Mind you, this isn't a discredit to the Hatties, and Theresas; Flo Clements ("Alma Prichard") or Rosetta LeNoire ("Stella)" and their work as actresses. I'm not supporting the categorization of "good blacks vs. bad blacks" or "good girls vs. bad girls" either.
Francine, Barbara, & Julie in Love
Race movies provided black audiences with something else Hollywood couldn't/wouldn't provide them with--great love stories! In actresses like Evelyn Preer, Dorothy Van Engle, Izinetta Wilcox, and Sheila Guyse, we had "our" Mabel Normand--"our" Ginger Rogers, Claudette Colbert, and Judy Garland. Of course, there were actresses who could have been models for our love lives in the 1920s, 30s, and 40s (Nina Mae McKinney, Fredi Washington, Ethel Waters, Lena Horne)--but love was rarely a central focus in lives of the characters they played (Possible exceptions: Bessie, Petunia Jackson, Selina Rogers, Ethel Andrews, and Klili Gordon/Isabelle Walton).
|From Movie Poster Shop|
What Sheila Guyse brought to mid-1940s cinema was the character of a young black woman who longed for love--and was loved. In her three starring roles, she cried over the loss of love. She fought for love. She defended and protected the men she loved. She found happiness in love. She was motivated by love. Even today, we don't see these black women on the screen often. In fact, love (lack of it or fear/rejection of it) tends to destroy us on the screen ("Chick" in Hallelujah!, "Carmen Jones", "Bess" in Porgy and Bess, "Delilah/Annie" and "Peola/Sarah Jane" in the Imitation of Life movies). Of course this isn't and wasn't always the case, but we saw/see the theme pretty often in Hollywood film and television.
"Getting the guy/girl" was something we got to see often in race movies, thankfully. However, for the women, again, love wasn't always the central focus for their characters. Their intelligence and bravery (see: Claudia and Eve Mason) often served as the central focus--another topic I'd be ecstatic to leave my typing fingers to tackle later.

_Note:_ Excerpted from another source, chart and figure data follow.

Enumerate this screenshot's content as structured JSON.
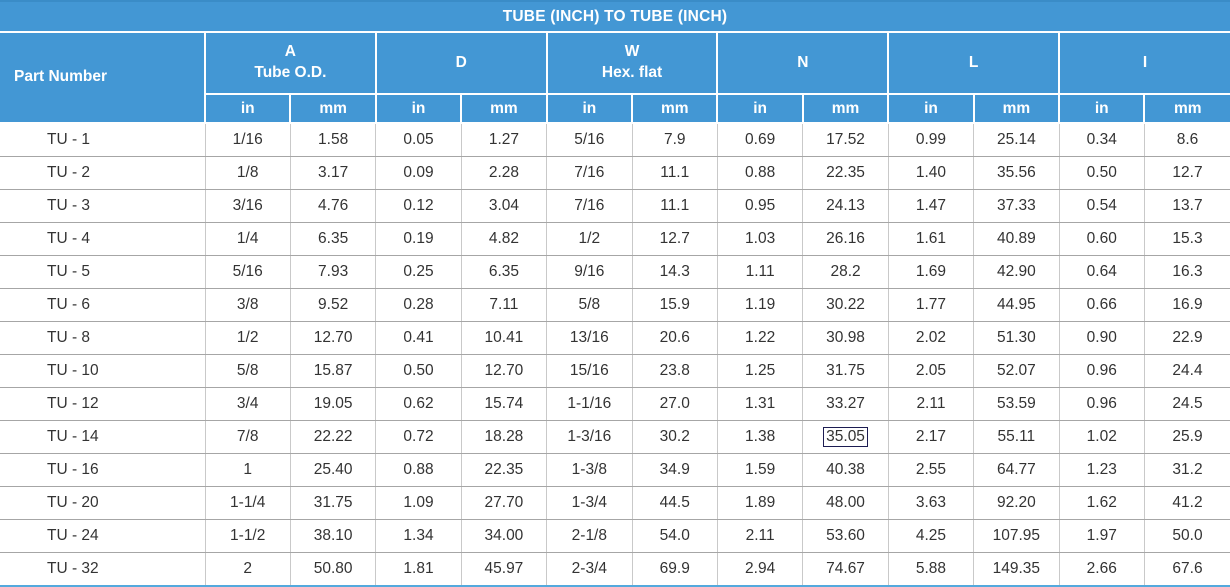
{
  "title": "TUBE (INCH) TO TUBE (INCH)",
  "columns": {
    "part_number": "Part Number",
    "groups": [
      {
        "line1": "A",
        "line2": "Tube O.D."
      },
      {
        "line1": "D",
        "line2": ""
      },
      {
        "line1": "W",
        "line2": "Hex. flat"
      },
      {
        "line1": "N",
        "line2": ""
      },
      {
        "line1": "L",
        "line2": ""
      },
      {
        "line1": "I",
        "line2": ""
      }
    ],
    "units": [
      "in",
      "mm"
    ]
  },
  "rows": [
    {
      "part_number": "TU - 1",
      "values": [
        "1/16",
        "1.58",
        "0.05",
        "1.27",
        "5/16",
        "7.9",
        "0.69",
        "17.52",
        "0.99",
        "25.14",
        "0.34",
        "8.6"
      ]
    },
    {
      "part_number": "TU - 2",
      "values": [
        "1/8",
        "3.17",
        "0.09",
        "2.28",
        "7/16",
        "11.1",
        "0.88",
        "22.35",
        "1.40",
        "35.56",
        "0.50",
        "12.7"
      ]
    },
    {
      "part_number": "TU - 3",
      "values": [
        "3/16",
        "4.76",
        "0.12",
        "3.04",
        "7/16",
        "11.1",
        "0.95",
        "24.13",
        "1.47",
        "37.33",
        "0.54",
        "13.7"
      ]
    },
    {
      "part_number": "TU - 4",
      "values": [
        "1/4",
        "6.35",
        "0.19",
        "4.82",
        "1/2",
        "12.7",
        "1.03",
        "26.16",
        "1.61",
        "40.89",
        "0.60",
        "15.3"
      ]
    },
    {
      "part_number": "TU - 5",
      "values": [
        "5/16",
        "7.93",
        "0.25",
        "6.35",
        "9/16",
        "14.3",
        "1.11",
        "28.2",
        "1.69",
        "42.90",
        "0.64",
        "16.3"
      ]
    },
    {
      "part_number": "TU - 6",
      "values": [
        "3/8",
        "9.52",
        "0.28",
        "7.11",
        "5/8",
        "15.9",
        "1.19",
        "30.22",
        "1.77",
        "44.95",
        "0.66",
        "16.9"
      ]
    },
    {
      "part_number": "TU - 8",
      "values": [
        "1/2",
        "12.70",
        "0.41",
        "10.41",
        "13/16",
        "20.6",
        "1.22",
        "30.98",
        "2.02",
        "51.30",
        "0.90",
        "22.9"
      ]
    },
    {
      "part_number": "TU - 10",
      "values": [
        "5/8",
        "15.87",
        "0.50",
        "12.70",
        "15/16",
        "23.8",
        "1.25",
        "31.75",
        "2.05",
        "52.07",
        "0.96",
        "24.4"
      ]
    },
    {
      "part_number": "TU - 12",
      "values": [
        "3/4",
        "19.05",
        "0.62",
        "15.74",
        "1-1/16",
        "27.0",
        "1.31",
        "33.27",
        "2.11",
        "53.59",
        "0.96",
        "24.5"
      ]
    },
    {
      "part_number": "TU - 14",
      "values": [
        "7/8",
        "22.22",
        "0.72",
        "18.28",
        "1-3/16",
        "30.2",
        "1.38",
        "35.05",
        "2.17",
        "55.11",
        "1.02",
        "25.9"
      ]
    },
    {
      "part_number": "TU - 16",
      "values": [
        "1",
        "25.40",
        "0.88",
        "22.35",
        "1-3/8",
        "34.9",
        "1.59",
        "40.38",
        "2.55",
        "64.77",
        "1.23",
        "31.2"
      ]
    },
    {
      "part_number": "TU - 20",
      "values": [
        "1-1/4",
        "31.75",
        "1.09",
        "27.70",
        "1-3/4",
        "44.5",
        "1.89",
        "48.00",
        "3.63",
        "92.20",
        "1.62",
        "41.2"
      ]
    },
    {
      "part_number": "TU - 24",
      "values": [
        "1-1/2",
        "38.10",
        "1.34",
        "34.00",
        "2-1/8",
        "54.0",
        "2.11",
        "53.60",
        "4.25",
        "107.95",
        "1.97",
        "50.0"
      ]
    },
    {
      "part_number": "TU - 32",
      "values": [
        "2",
        "50.80",
        "1.81",
        "45.97",
        "2-3/4",
        "69.9",
        "2.94",
        "74.67",
        "5.88",
        "149.35",
        "2.66",
        "67.6"
      ]
    }
  ],
  "highlighted_cell": {
    "row_part_number": "TU - 14",
    "value_index": 7,
    "value": "35.05"
  },
  "colors": {
    "header_blue": "#4397d4",
    "header_text": "#ffffff",
    "body_text": "#333333",
    "grid_horizontal": "#a6a6a6",
    "grid_vertical": "#c9c9c9",
    "bottom_border_blue": "#54a9dd",
    "highlight_box": "#1c1c52"
  }
}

Barbara got the guy in Sepia Cinderella. Julie Weston got the guy in Miracle in Harlem. Francine Cummings got a guy in Boy! What a Girl!--and nobody had to die for it to happen, either. With all of the qualities that made Sheila Guyse unique--a certain beauty, grace, and charm--she brought something to these characters that I can't imagine any other actress of the time being able to bring.
Make some time to discover Sheila Guyse--the "Sweetheart of Race Movies". Watch her films, listen to her album, This is Sheila (available in digital format on Amazon). Tell everyone you know about this talented woman!